Rock yıldızlarının, STK’ların ve bu konser vs. etkinliklerine katılan yüz binlerce insanın safiyane, iyiniyetli ve enerjik çabalarına da olanca saygıyı göstermemiz elbette gerekli. Ama, galiba bu yeterli değil. Hiç değil. Yoksulluğu tarihe gömmek ve küresel ısınmayı azaltmak için, kudret ve servet merkezlerinin üstüne gidecek doğrudan siyasal hareketler kurup geliştirmekten başka hiçbir yol olmadığını bir an olsun unutmamakta yarar var.
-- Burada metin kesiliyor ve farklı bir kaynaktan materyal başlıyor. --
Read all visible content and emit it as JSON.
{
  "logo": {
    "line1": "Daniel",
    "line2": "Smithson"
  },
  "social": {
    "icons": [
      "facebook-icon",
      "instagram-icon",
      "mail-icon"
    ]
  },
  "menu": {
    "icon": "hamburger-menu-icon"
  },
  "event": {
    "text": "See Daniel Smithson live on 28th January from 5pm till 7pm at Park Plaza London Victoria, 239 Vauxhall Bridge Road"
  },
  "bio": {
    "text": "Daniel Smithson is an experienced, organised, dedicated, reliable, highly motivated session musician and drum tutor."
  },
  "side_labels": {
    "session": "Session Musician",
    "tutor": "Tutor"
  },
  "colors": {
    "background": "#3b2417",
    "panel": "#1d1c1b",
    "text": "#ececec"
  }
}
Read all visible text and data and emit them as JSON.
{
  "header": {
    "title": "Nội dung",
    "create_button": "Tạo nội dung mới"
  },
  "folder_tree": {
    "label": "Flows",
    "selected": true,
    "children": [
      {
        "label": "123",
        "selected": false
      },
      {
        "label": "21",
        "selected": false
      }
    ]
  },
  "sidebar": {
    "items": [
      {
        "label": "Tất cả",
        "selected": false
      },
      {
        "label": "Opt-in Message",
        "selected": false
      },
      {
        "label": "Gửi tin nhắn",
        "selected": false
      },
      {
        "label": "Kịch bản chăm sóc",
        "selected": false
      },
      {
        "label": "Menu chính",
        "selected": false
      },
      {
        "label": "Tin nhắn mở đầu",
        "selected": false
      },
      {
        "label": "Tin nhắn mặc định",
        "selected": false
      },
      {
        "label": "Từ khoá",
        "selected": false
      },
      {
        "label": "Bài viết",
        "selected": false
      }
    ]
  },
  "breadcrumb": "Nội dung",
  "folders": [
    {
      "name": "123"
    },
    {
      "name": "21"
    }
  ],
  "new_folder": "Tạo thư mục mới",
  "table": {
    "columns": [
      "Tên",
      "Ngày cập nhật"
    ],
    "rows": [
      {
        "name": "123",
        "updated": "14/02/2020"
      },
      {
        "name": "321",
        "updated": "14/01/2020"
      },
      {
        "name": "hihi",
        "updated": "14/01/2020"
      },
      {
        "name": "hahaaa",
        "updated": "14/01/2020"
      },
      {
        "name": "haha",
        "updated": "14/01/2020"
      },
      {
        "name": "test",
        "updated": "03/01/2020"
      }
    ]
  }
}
John Pilger, George Monbiot gibi ahlaki cesaret sahibi hakiki yazar ve gazetecilerin ısrarla, defalarca vurguladıkları gibi, Bolivya’ya ve Venezuela, Uruguay, Arjantin, Ekvator, Peru ve Brezilya gibi diğer birçok Latin Amerika ülkesinde yükselen halk hareketlerine bakmak, doğrudan eylem için esini oralardan almakta sonsuz yarar var. (Bkz.: John Pilger, "The G8 Summit: A Fraud And A Circus", New Statesman/Znet, 24 Haziran 2005; George Monbiot, "Bards of the Powerful", The Guardian, 21 Haziran 2005)

 

Yoksulluk yerine, “yanlışlıkla” gezegeni tarihe gömmek istemiyorsak, asıl konuya gelmeliyiz hemen: Asıl konu, Chomsky'nin de bir 'blog'unda bir kez daha özetlediği gibi (Znet, 1 Haziran 2005), şu: Artık seçimimizi yapabilecek, gözlerimizin önünde cereyan etmekte olan korkunç felaketleri önleyebilecek iradeyi nihayet gösterebilecek ve böylelikle, doğru dürüst bir dünya kurabilecek miyiz?

Köşeli parantezi kaldır, nokta.

 

Devamı haftaya...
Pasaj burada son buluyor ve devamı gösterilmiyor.